La mia recensione di “The Mutt. How to Skateboard and Not Kill Yourself” (R. Mullen & S. Mortimer)

Innanzitutto, chiariamo che non si tratta di un libro che insegna l’arte dello skateboard. Molto semplicemente, questa è l’autobiografia di uno degli skateboarder più influenti di tutti i tempi, Rodney Mullen. Al dilà delle preferenze personali per il suo stile, è infatti indiscutibile che Mullen sia una leggenda vivente di questo sport. Un personaggio che ha dominato per anni la scena internazionale del freestyle (disciplina dello skateboard che prevedeva tricks eseguiti su superficie piatta), che con le sue innovazioni ha messo le basi per lo street skateboarding che conosciamo oggi (quello che fa utilizzo di ostacoli diversi per le acrobazie incredibili che si possono ammirare) e che si è in seguito reinventato street skater quando quest’ultimo ha letteralmente seppellito il freestyle, unica ragione di vita di Mullen fino a quel momento.

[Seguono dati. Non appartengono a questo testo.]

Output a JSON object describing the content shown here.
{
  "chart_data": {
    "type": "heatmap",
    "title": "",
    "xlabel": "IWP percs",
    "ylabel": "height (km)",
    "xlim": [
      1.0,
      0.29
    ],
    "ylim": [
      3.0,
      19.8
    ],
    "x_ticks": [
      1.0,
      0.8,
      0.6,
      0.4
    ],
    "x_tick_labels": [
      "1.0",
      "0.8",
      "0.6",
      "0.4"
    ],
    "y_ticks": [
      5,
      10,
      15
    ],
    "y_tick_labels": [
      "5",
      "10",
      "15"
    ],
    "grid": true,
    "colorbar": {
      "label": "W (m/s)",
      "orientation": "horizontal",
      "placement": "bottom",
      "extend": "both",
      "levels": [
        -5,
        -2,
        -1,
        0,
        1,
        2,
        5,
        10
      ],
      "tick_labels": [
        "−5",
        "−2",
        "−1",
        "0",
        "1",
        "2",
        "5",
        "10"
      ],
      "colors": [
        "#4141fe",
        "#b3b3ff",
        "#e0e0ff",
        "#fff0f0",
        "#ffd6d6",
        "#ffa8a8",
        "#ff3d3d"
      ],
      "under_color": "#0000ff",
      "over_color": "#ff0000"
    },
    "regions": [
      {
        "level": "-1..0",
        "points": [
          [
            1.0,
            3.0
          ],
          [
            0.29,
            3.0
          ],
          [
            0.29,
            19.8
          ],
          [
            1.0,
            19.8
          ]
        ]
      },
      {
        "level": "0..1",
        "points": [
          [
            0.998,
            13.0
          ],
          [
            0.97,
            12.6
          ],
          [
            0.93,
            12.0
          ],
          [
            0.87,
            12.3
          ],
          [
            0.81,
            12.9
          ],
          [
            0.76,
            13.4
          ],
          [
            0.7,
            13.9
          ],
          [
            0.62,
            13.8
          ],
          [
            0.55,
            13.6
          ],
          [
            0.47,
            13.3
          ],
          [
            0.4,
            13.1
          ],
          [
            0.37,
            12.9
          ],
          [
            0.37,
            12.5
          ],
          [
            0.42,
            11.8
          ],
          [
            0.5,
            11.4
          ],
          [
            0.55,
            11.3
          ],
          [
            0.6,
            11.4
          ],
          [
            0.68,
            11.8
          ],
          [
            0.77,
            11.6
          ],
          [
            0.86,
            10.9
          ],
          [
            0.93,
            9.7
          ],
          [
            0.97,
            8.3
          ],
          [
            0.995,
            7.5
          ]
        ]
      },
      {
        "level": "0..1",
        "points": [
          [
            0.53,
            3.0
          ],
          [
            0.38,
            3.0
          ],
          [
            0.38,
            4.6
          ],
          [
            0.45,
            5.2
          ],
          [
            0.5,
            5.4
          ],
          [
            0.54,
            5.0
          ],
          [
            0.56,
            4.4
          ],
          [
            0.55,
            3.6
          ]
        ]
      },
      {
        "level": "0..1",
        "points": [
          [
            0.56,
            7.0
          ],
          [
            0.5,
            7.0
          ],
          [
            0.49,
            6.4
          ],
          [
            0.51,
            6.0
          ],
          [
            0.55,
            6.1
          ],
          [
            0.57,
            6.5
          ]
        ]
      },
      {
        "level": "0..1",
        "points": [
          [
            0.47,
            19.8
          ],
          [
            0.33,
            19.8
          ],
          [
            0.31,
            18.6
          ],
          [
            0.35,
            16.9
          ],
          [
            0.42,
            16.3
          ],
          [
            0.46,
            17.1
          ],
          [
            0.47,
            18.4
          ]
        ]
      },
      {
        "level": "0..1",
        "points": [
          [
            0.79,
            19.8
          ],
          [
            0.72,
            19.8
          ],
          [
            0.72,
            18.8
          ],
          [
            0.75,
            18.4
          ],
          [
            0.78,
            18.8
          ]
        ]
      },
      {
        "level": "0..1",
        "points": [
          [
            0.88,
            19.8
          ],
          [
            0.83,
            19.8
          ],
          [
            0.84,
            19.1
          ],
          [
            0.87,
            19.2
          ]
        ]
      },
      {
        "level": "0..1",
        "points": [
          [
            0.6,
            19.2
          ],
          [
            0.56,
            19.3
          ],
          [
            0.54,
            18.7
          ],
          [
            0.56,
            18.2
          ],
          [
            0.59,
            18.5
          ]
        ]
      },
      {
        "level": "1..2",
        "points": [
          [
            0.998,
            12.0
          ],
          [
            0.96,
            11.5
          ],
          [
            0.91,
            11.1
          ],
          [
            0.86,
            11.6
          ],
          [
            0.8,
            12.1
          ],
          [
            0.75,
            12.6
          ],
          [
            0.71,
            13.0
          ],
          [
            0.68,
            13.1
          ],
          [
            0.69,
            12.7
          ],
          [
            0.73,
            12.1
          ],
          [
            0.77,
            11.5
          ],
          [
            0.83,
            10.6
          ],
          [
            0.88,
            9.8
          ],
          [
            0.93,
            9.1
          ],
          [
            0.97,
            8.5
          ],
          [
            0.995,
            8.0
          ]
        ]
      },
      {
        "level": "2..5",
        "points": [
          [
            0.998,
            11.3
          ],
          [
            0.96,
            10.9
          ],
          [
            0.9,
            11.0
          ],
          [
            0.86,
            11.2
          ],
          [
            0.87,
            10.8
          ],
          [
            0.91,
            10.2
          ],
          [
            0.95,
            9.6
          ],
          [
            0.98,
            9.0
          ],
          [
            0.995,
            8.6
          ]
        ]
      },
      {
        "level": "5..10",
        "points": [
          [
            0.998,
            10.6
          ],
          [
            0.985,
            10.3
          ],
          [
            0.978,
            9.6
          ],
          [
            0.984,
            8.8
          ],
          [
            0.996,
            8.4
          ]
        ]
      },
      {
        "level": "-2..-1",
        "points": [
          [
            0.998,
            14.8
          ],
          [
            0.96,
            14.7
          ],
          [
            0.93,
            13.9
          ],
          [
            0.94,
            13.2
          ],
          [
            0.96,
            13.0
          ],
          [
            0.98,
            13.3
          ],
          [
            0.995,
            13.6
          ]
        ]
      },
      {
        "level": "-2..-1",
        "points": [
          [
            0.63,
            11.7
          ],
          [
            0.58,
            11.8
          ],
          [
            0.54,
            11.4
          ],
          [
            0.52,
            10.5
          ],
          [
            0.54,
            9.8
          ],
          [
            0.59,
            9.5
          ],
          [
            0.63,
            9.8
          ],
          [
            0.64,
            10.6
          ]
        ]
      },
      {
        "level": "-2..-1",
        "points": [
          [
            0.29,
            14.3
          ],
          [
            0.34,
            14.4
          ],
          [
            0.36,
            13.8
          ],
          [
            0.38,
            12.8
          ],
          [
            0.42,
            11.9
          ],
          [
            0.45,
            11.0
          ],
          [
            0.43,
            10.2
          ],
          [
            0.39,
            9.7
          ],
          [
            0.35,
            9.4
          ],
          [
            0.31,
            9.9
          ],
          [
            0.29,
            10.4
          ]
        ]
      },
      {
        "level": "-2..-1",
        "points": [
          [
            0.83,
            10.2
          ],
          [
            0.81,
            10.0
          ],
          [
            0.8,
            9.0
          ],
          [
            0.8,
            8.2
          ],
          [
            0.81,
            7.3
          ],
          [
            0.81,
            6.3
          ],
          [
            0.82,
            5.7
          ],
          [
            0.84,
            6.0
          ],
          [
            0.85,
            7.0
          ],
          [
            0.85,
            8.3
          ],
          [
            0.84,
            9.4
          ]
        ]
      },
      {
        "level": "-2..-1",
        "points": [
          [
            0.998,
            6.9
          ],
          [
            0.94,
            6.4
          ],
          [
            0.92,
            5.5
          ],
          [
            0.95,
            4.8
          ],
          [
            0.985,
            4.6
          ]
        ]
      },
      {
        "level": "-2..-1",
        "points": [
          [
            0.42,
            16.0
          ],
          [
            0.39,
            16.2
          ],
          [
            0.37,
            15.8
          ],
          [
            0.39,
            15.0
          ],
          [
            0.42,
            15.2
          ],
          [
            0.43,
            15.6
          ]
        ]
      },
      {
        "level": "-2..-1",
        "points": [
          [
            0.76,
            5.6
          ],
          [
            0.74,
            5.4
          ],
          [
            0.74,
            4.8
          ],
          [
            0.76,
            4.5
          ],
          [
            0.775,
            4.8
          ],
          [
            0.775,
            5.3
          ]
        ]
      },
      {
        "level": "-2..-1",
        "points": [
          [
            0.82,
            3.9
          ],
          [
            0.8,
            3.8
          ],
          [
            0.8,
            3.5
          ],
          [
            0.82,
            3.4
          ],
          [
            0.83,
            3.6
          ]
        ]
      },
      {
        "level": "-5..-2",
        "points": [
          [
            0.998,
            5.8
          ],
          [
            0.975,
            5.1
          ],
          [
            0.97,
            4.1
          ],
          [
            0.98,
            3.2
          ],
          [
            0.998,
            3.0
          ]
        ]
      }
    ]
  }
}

Dopo la dovuta introduzione a questo Gigante dello skateboard, veniamo al libro. Premetto che ho letto la versione originale in inglese. Ciò che posso dire, come per la maggioranza dei libri che decido di recensire, è che si tratta di un gran libro. Chiunque da giovane (o meno) abbia praticato dello skateboard, leggendo questo libro proverà una irresistibile voglia di tornare sulla tavola, all’istante. È un libro che ispira libertà, dedizione, passione. Traspare tutto l’amore di Rodney per lo skateboard oltre alla sua incredibile personalità.

Il libro non manca di far respirare al lettore l’atmosfera classicamente Californiana che contraddistingueva lo skateboard, in particolare negli anni ’70 (raccontati nel documentario “Dogtown and the Z-Boys” della leggenda Stacy Peralta) e negli anni ’80. In particolare, si parla proprio degli anni ’80, quelli dei vari Mullen, Hawk, Caballero & Co. che molti di noi (intesi come i miei coetanei o quasi) hanno imparato a conoscere giocando avidamente ai videogiochi della mitica serie “Tony Hawk’s Pro Skater”.

Oltre allo skateboard ed a ciò che ci sta attorno, il personaggio Mullen è capace di comunicare qualcosa di più. Mullen è infatti un artista, un grande innovatore che ha costruito il suo successo sportivo sulla fantasia e sul lavoro, duro. Ore e ore di allenamento, ogni giorno, anche fino a notte fonda, nelle pause tra la scuola ed i lavori in casa ordinati da suo padre e più tardi tra le lezioni presso l’Università della Florida, che ha frequentato con profitto salvo poi interrompere gli studi per fondare una casa di produzione di skateboard con l’eccentrico amico Steve Rocco. Insomma, non solo skateboard, ma anche quella vena di “tutto è possibile” che caratterizza il sogno americano. Una storia che, a mio avviso, non ha nulla da invidiare a quella ben più famosa di Steve Jobs con la sua Apple.

Mullen è un grande personaggio e questo libro è un ottimo modo per conoscerlo, per sognare un po’ e farsi infine ispirare da lui.